Before considering the merits of Defendants' motion, it is useful to note two well established facts: first, this Court has a great deal of discretion in deciding a bifurcation motion, see Gonzalez-Marin v. Equitable Life Assur. Soc. of U.S., 845 F.2d 1140, 1145 (1st Cir. 1988) ("A Rule 42(b) motion is a matter peculiarly within the discretion of the trial court . . . ."); and second, "the moving party bears the burden of proving that separate trials are justified," Maldonado Cordero v. AT&T, 190 F.R.D. 26, 29 (D.P.R. 1999); see also 9A WRIGHT & MILLER, FEDERAL PRAC. & PROC. § 2388 (3d ed.) ("The party seeking separate trials . . . has the burden of proving that separation of the cases is necessary."). As to economy, Defendants rely principally on a claim that the parties' liability and damages witnesses are entirely separate, or at least nearly so. See Docket No. 390, at 2. Plaintiffs deny this, pointing in particular to the fact that three of their five expert witnesses will testify as to both damages and liability. See Docket No. 397, at 2. As Defendants point out, see Docket No. 398-1, at 2, Plaintiffs do not explain the degree of this overlap, but neither do Defendants—who have the burden here—explain it away. I necessarily find, then, that Defendants have failed to meet their burden. Furthermore, I am unwilling to bifurcate trial in this case on economical grounds if doing so might require Plaintiffs to pay to have their stateside experts come twice to Puerto Rico for trial.
. Plaintiffs' response to Defendants' motion was originally due on October 27, 2014, on which date Plaintiffs filed a motion for an extension of time. See Docket No. 391. Defendants oppose the extension and ask that their motion to bifurcate be deemed unopposed. See Docket No. 393. While Defendants are right that a party's request for an extension of time is not self-executing, the parties are aware that first requests for extension of time under circumstances like this are granted as a matter of course.

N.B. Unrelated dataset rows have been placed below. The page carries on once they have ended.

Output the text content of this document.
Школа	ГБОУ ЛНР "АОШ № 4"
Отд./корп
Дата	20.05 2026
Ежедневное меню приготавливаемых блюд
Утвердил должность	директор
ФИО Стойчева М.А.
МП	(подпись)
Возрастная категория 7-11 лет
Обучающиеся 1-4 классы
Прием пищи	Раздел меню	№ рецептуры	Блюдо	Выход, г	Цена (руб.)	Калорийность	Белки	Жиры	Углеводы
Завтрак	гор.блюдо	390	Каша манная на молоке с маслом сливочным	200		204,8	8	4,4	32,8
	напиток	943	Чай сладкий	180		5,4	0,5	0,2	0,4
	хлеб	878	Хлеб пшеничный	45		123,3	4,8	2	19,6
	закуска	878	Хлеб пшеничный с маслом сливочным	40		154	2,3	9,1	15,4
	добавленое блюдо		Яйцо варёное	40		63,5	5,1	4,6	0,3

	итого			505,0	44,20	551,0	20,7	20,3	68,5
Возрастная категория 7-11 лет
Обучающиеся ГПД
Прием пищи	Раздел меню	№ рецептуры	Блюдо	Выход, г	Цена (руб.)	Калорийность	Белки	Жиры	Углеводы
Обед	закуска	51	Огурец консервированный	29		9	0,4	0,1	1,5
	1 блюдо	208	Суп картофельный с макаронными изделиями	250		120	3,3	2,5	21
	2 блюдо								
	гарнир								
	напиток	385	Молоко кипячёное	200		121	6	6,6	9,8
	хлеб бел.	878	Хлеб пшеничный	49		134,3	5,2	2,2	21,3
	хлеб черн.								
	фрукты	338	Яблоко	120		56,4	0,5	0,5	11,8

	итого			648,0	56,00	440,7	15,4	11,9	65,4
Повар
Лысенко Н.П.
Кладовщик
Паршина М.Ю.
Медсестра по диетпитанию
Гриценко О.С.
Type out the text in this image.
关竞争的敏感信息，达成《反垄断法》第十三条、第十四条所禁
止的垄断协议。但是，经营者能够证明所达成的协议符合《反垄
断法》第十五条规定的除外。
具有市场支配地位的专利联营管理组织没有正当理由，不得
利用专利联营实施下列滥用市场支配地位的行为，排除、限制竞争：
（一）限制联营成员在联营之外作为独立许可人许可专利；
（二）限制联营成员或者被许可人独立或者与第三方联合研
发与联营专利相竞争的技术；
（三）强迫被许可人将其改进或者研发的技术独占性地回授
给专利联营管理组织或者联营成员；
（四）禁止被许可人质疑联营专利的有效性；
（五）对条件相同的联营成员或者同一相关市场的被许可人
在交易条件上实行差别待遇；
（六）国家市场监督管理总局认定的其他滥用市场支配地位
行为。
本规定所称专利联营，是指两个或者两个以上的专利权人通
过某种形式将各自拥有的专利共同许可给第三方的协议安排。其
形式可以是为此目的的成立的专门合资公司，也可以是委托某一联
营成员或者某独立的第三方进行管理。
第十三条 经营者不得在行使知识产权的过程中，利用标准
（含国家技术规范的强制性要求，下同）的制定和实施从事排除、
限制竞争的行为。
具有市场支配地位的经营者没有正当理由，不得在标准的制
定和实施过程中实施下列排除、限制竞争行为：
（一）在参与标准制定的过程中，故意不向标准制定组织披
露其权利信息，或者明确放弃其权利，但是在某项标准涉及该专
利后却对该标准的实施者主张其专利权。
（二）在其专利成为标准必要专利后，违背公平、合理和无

Moreover, this Court has a preference for deciding matters on the merits when possible; Plaintiffs' oversight is forgiven and its request for an extension is retroactively GRANTED. For precisely the same reasons, Plaintiffs' motion to strike Defendants' tendered reply, Docket No. 399, is DENIED, and Defendants' motion for leave to file that reply, Docket No. 398, is GRANTED.
Defendants also argue that bifurcation is proper to avoid the possibility of their being prejudiced by evidence that would "inevitably create sympathy for the plaintiffs." Docket No. 398-1, at 2. In essence, Defendants argue that this sympathy might render the jury unable to weigh the liability evidence fairly. See Docket No. 390, at 3. But juries routinely hear liability and damages testimony in a single trial, and Defendants point to nothing to explain why that fact should create an especially great likelihood of prejudice in this case specifically. Moreover, courts regularly rely on jury instructions to cure and prevent potential prejudice of this type, and the Court intends to employ such instructions in this case.
Because Defendants have failed to show that separate trials are necessary to serve the needs of economy or to prevent prejudice, their motion to bifurcate the damages and liability questions, Docket No. 390, is DENIED.
IT IS SO ORDERED.
In San Juan, Puerto Rico, this 20th day of November, 2014.